Einigen wir uns vorerst darauf, dass viele Arbeiten von Zahnärzten und Laboren mit Sorgfalt hergestellt und den üblichen Standards der Lehre und der Handwerkskunst entsprechen. Natürlich gibt es schlechtere oder bessere Qualität. Aber wer bestimmt die Qualität? Sind wir ehrlich: Die Protagonisten, die sich finden, haben mitunter ihre eigenen Vorstellungen und ganz persönlichen Meinungen. Und ebenfalls ganz ehrlich: Ich habe noch keinen Zahnarzt getroffen, der nicht glaubte, er wäre der Tollste – vielleicht ist das bei den zahntechnischen Kollegen auch so, aber da habe ich weniger Überblick.

„Experten“ und Alltag

Da wir aus eigenem Anspruch in unserem Labor nur mit Zahnärzten arbeiten, die ihr Handwerk verstehen – also gute Unterlagen liefern –, möchte ich mich an dieser Stelle einmal mit den sogenannten Experten beschäftigen. Das ist der gesamte Seminarvortrags- und Fortbildungssektor, der einem kleinen Teil der Kollegen sowohl auf Zahnärzte- wie auch auf Technikerseite zeigt (oder zeigen will), was geht (und wie es geht).

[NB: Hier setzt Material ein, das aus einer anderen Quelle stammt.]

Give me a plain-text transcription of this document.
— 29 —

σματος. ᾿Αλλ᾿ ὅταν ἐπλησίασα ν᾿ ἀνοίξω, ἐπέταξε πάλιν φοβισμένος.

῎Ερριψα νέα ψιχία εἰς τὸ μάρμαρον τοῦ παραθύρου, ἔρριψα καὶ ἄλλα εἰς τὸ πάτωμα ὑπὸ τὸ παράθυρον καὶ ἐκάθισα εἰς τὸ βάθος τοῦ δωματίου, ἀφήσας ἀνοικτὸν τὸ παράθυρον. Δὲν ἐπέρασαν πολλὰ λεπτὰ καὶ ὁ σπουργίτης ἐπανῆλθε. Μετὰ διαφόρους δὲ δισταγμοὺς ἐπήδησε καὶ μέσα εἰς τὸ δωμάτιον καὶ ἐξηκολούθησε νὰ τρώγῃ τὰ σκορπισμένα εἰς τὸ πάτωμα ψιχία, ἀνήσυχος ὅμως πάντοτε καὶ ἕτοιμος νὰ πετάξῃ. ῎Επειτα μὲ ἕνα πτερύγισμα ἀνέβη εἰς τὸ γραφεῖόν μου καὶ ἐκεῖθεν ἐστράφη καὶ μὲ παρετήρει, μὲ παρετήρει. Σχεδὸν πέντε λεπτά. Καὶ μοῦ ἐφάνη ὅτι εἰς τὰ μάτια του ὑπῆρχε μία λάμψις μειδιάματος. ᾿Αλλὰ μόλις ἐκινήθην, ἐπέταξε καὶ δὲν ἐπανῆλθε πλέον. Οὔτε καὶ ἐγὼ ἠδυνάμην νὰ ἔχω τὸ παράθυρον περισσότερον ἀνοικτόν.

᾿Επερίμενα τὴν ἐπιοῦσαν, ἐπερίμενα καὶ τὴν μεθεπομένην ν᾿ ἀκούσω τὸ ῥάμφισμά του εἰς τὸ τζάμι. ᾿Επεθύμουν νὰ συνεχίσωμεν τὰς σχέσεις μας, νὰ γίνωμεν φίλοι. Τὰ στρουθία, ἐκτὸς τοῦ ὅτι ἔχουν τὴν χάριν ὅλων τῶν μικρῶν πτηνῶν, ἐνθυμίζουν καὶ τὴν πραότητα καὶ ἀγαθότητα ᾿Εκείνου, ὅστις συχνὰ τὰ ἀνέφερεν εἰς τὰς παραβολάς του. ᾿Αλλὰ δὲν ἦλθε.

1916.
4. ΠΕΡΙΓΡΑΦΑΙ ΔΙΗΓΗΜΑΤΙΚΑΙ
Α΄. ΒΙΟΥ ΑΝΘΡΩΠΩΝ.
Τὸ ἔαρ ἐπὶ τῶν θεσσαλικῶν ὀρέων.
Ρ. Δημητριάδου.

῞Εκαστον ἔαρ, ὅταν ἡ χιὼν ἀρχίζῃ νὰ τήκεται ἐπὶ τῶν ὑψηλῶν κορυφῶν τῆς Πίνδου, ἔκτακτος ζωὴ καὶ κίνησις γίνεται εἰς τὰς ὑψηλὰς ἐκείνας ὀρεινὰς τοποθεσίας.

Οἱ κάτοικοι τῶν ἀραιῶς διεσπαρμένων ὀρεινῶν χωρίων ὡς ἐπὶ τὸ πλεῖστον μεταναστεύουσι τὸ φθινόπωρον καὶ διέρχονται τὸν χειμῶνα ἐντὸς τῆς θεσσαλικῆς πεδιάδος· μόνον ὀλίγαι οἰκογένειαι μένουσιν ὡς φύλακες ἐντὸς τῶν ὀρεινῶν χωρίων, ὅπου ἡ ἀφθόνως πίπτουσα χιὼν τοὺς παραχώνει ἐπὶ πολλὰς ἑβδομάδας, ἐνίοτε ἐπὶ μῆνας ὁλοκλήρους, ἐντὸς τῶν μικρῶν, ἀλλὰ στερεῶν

Plaudern wir aus dem Nähkästchen: Was wir da sehen, was uns „verkauft“ wird, ist nicht immer die Realität. Die Zeit, die hier aufgewendet wird, um etwas „gut aussehen zu lassen“, hat mit den Alltagsbedingungen nichts zu tun und die vorgeführten Ergebnisse sind oft nicht reproduzierbar. Diejenigen, die wirklich Außergewöhnliches können, handeln perfekt und haben Talente und Eigenschaften, die jedoch sehr selten vorkommen und oft unbezahlbar sind. Die Industrie tut ihr Übriges, diese Experten zu fördern.

„Arbeiten wir an guten, reproduzierbaren Standards“

Ich habe das an dieser Stelle nicht zu bewerten, sage aber dem überwiegenden Teil der ganz normalen Kollegen und auch der Zahnärzteschaft: Arbeiten wir doch an guten, reproduzierbaren Standards, anstatt diesen im Alltag nicht zu erreichenden Schau-Stücken nachzuhecheln! Auch Perfektionisten werden immer wieder ihre Unvollkommenheit erleben. Und manche Arbeiten werden nicht besser, je länger man bastelt.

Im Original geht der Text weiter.